Clubs in English soccer’s top-flight Premier League have today (April 13) voted to voluntarily ban front-of-shirt sponsorship deals with betting companies.
The collective agreement will come into effect after the 2025-26 season to “assist” clubs and allow for a transition period.
The decision was made after discussions between the league, clubs, and the Department for Culture, Media, and Sport (DCMS).
In a statement, the Premier League said: “Premier League clubs have today collectively agreed to withdraw gambling sponsorship from the front of clubs’ matchday shirts, becoming the first sports league in the UK to take such a measure voluntarily in order to reduce gambling advertising.
“The announcement follows an extensive consultation involving the league, its clubs, and the Department for Culture, Media and Sport as part of the government’s ongoing review of current gambling legislation.
“The Premier League is also working with other sports on the development of a new code for responsible gambling sponsorship.”
Existing shirt sponsorship contracts with betting firms can continue for another three seasons and clubs will also be allowed to continue securing deals with bookmakers until the ban commences.
There are currently eight top-flight clubs with gambling companies as front-of-shirt sponsors, with an estimated value of more than $69 million per annum, according to GlobalData's front-of-shirt sponsorship analysis.
The clubs in question are Newcastle United (Fun88), West Ham United (Betway), Everton (Stake.com), Leeds United (Sbotop), Fulham, (W88), Brentford (Hollywood Bets), Southampton (Sportsbet), and Bournemouth (Dafabet).
In addition, teams will continue to be able to feature gambling brands in other inventory areas, including shirt sleeves and LED advertising.
It was initially reported last year that Premier League clubs were set to agree on a voluntary ban on gambling shirt sponsorships to avoid a blanket ban by the UK government.
The measure was initiated by the Premier League, which contacted all 20 teams to propose a resolution that would see betting companies disappear from their shirts within the next three years.
The move represents the first clear effort by the English top flight to address an issue that has been scrutinized by several UK government ministers in recent years with some calling for a complete ban on gambling advertising.
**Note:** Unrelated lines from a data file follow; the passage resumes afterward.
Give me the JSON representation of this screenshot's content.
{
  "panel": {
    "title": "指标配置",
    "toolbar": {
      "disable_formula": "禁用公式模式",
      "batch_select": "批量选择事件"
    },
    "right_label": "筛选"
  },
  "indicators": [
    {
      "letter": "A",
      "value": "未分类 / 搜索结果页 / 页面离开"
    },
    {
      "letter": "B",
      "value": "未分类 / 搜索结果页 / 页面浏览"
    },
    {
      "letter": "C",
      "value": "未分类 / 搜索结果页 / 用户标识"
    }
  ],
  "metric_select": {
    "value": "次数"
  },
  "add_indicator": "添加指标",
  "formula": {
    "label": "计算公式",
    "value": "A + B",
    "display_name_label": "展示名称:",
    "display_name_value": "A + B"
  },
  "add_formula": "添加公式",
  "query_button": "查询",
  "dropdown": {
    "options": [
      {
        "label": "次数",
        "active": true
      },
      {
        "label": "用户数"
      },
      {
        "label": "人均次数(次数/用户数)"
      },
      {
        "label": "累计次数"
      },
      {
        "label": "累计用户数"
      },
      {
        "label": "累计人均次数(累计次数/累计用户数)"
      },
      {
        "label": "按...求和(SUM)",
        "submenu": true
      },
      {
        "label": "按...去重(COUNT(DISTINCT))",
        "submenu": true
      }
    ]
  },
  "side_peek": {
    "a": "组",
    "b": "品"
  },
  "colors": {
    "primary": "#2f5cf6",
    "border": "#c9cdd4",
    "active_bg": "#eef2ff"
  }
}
The Premier League is said to have told clubs that the government would seek a legislative ban unless a voluntary accord was reached.
In late 2021, it was reported the UK government was poised to ban clubs from having shirt sponsorship deals with betting companies as part of the country’s new Gambling Act.
The DCMS last year stated that it was “undertaking the most comprehensive review of gambling laws in 15 years to ensure they are fit for the digital age.”
Such a move by the UK government would follow in the footsteps of its counterparts in Italy and Spain where domestic clubs have been forced to abide by new laws introduced in recent years banning the advertising of gambling companies.
Spain adopted the law from the start of the 2021-22 season, while it has been in place in Italy since the beginning of the 2019-20 campaign.
In 2018, in response to increasing public and political concerns over the growth in betting advertising in live sports coverage, and in particular its contribution to problem gambling and impact on young people, it was agreed through the UK's Remote Gambling Association, which represents some of the country’s largest bookmakers, to restrict the level of activity.
Since August 2020, UK sporting events before the 9PM watershed have had a 'whistle-to-whistle' ban on betting advertising from five minutes before an event starts to five minutes after it finishes, including at half-time in soccer matches.
This applies to all televised sport except horse racing and greyhound racing, which are considered reliant on betting, and extends to reruns and highlights shows, plus streaming of televised events on computers and mobile devices.
Conrad Wiacek, head of analysis at GlobalData Sport, commented: “The Premier League’s intent to move away from front-of-shirt partnerships with gambling brands has long been expected and will likely mean a significant change in focus for many clubs within the league who have to come to rely on revenue from the gambling industry to drive commercial income, accounting for 40% of all deals in the Premier League, generating over $69 million in sponsorship revenue per season.
"By following the lead of Spain and Italy in this regard, the likely result will see a greater diversification in sectors for the front-of-shirt market in England.
"While the Premier League has not moved completely away from gambling and betting brand partnerships, still allowing for perimeter board and sleeve partnerships, by restricting the placement of brand logos on the most visible and crucial piece of club inventory, it sends a strong message and perhaps signals a change in strategy for many commercial departments within clubs, many of whom have sought short term, high-value partnerships with betting brands from around the world.”